The two groups did not differ in terms of numerous prespecified secondary end points either, including time to first recurrence of atrial fibrillation, quality of life measures, time to development of persistent atrial fibrillation, and number of hospitalizations.
Atrial fibrillation affects roughly 4% of people in their 60s and up to 20% of those in their 80s. Good-quality animal and cellular data suggest angiotensin II is a major player in atrial fibrillation, figuring prominently in the vicious cycle in which atrial fibrillation begets more frequent and severe atrial fibrillation by promoting atrial remodeling and left ventricular dysfunction, and vice versa.
“From experimental work, it appears very appealing to inhibit the action of angiotensin II to treat atrial fibrillation,” the cardiologist observed.
Early clinical trials suggested PAF could be suppressed by ARB therapy, particularly when combined with an antiarrhythmic agent, but these studies had various weaknesses that left open the question of whether stand-alone ARB therapy is effective in PAF. This was the question ANTIPAF addressed.
Dr. Goette said he sees the tele-ECG monitoring as one of the trial’s unique strengths. Patients carried the credit card–sized tele-ECG device around with them during the day and were asked to press a button and hold it to their chest to record an ECG at least once daily. They phoned in the data for storage and analysis.
Unlike Dr. Goette, discussant Dr. A. John Camm took a dim view of the tele-ECG–based primary end point.

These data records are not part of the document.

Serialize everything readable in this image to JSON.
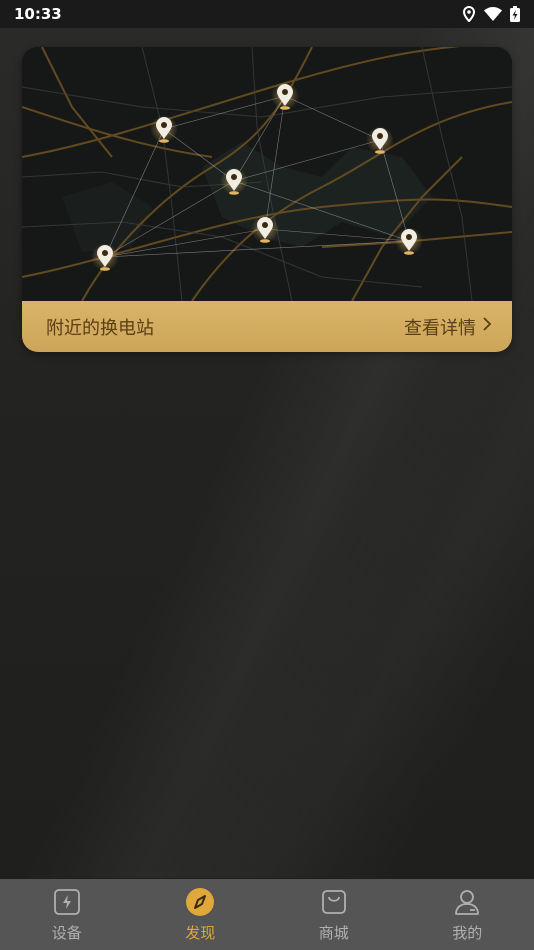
{
  "status_bar": {
    "time": "10:33",
    "icons": [
      "location-icon",
      "wifi-icon",
      "battery-charging-icon"
    ]
  },
  "station_card": {
    "title": "附近的换电站",
    "link_label": "查看详情",
    "link_icon": "chevron-right-icon",
    "accent_color": "#d4ac62",
    "map_pins": 7
  },
  "tab_bar": {
    "active_color": "#e0a83a",
    "inactive_color": "#b0b0b0",
    "tabs": [
      {
        "label": "设备",
        "icon": "device-bolt-icon",
        "active": false
      },
      {
        "label": "发现",
        "icon": "compass-icon",
        "active": true
      },
      {
        "label": "商城",
        "icon": "shopping-bag-icon",
        "active": false
      },
      {
        "label": "我的",
        "icon": "user-icon",
        "active": false
      }
    ]
  }
}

“The intermittent and noncontinuous monitoring of the heart rhythm is important. Although we heard of the tens of thousands of ECGs that were involved, there are on the order of a thousandfold that number of heart beats, and continuous monitoring might have been much better,” said Dr. Camm of St. George’s University of London.
He also took issue with the duration of follow-up in ANTIPAF: “The length of the follow-up is intermediate. For an effect to reverse fibrosis we might need far longer than 1 year.”
Although there are reasonably persuasive clinical trials data indicating ARBs are effective for the primary prevention of atrial fibrillation, ANTIPAF joins several earlier studies in failing to show any benefit for various ARBs in preventing recurrences of PAF, he said.
Disclosures: The ANTIPAF trial was funded by the German Ministry of Research and Education and carried out by the German Competence Network on Atrial Fibrillation. Dr. Goette said he had no financial conflicts.